Doce relatos hispanoamericanos imprescindibles del siglo XX
El impulso que condujo a la composición de este libro provino de una exigencia editorial: se deseaba publicar un correlato hispanoamericano de la Antología del cuento mexicano de la segunda mitad del siglo XX que apareció en el 2009 (también seleccionada por el maestro Mario Muñoz) como parte de esta misma colección.
¿Podía realizarse hoy? ¿Podía nacer con tal "retraso" respecto de su "hermano" editorial y, sobre todo, respecto de las modas literarias y del entusiasmo crítico/comercial por fenómenos como el boom? Nos pareció que emprender la publicación de un libro semejante tenía ahora mucho sentido, dado el vasto cúmulo de referencias accesibles y dada la mayor distancia con que se planteaba "el problema de la narrativa hispanoamericana del siglo XX".
Con él queremos dejar de lado la noción abstracta de una cultura narradora para enfrentarnos a mundos imaginativos bien definidos, inquietantes y dotados de una intensa e inconfundible personalidad.

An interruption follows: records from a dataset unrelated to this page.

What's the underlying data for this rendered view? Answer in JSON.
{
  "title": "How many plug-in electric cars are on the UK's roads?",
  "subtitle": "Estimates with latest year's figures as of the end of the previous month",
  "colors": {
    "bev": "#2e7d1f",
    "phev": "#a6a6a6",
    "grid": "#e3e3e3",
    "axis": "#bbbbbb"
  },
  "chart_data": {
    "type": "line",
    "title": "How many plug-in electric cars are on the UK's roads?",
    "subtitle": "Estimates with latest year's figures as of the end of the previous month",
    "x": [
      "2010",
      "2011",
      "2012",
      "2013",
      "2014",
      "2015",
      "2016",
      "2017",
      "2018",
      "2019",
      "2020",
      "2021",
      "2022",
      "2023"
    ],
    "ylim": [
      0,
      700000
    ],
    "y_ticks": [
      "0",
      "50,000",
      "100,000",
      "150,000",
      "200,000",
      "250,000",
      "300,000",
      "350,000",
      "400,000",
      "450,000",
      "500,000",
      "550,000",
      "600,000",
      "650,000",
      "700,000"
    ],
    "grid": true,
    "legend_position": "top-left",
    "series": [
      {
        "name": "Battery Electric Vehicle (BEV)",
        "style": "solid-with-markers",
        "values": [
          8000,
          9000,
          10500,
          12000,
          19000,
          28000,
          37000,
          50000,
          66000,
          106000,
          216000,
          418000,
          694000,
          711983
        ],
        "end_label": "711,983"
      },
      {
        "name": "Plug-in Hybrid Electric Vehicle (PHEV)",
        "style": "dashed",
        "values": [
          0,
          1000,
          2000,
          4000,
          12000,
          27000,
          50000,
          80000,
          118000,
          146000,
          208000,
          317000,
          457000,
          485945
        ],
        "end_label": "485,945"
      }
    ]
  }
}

La forma como un Borges funde al lector y al autor en una nueva modalidad de agente estético, la exploración concienzuda de lo fantástico y sobrenatural en Rubén Darío y Horacio Quiroga, el absurdismo irónico y la perversión descarnada en Felisberto Hernández, la atención cautelosa y emocionada que Onetti le presta al lenguaje y a la forma, los juegos admirables (y ligeramente locuaces) de Cortázar y Augusto Monterroso, la inteligencia preternatural en las maquinaciones literarias de un Carpentier o un Rulfo, el humor sarcástico dede Silvina Ocampo, el feminismo discreto y la mala leche que hay en María Luisa Bombal, la magnificencia pura de la prosa descriptiva de García Márquez, todo esto ha generado cambios de perspectiva mayores en la literatura moderna: ha desvelado ilusiones, ha derribado supuestos y ha desbancado prejuicios muy arraigados. Y, lo más importante, ha permitido la emergencia de valores literarios fértiles y que miran al futuro.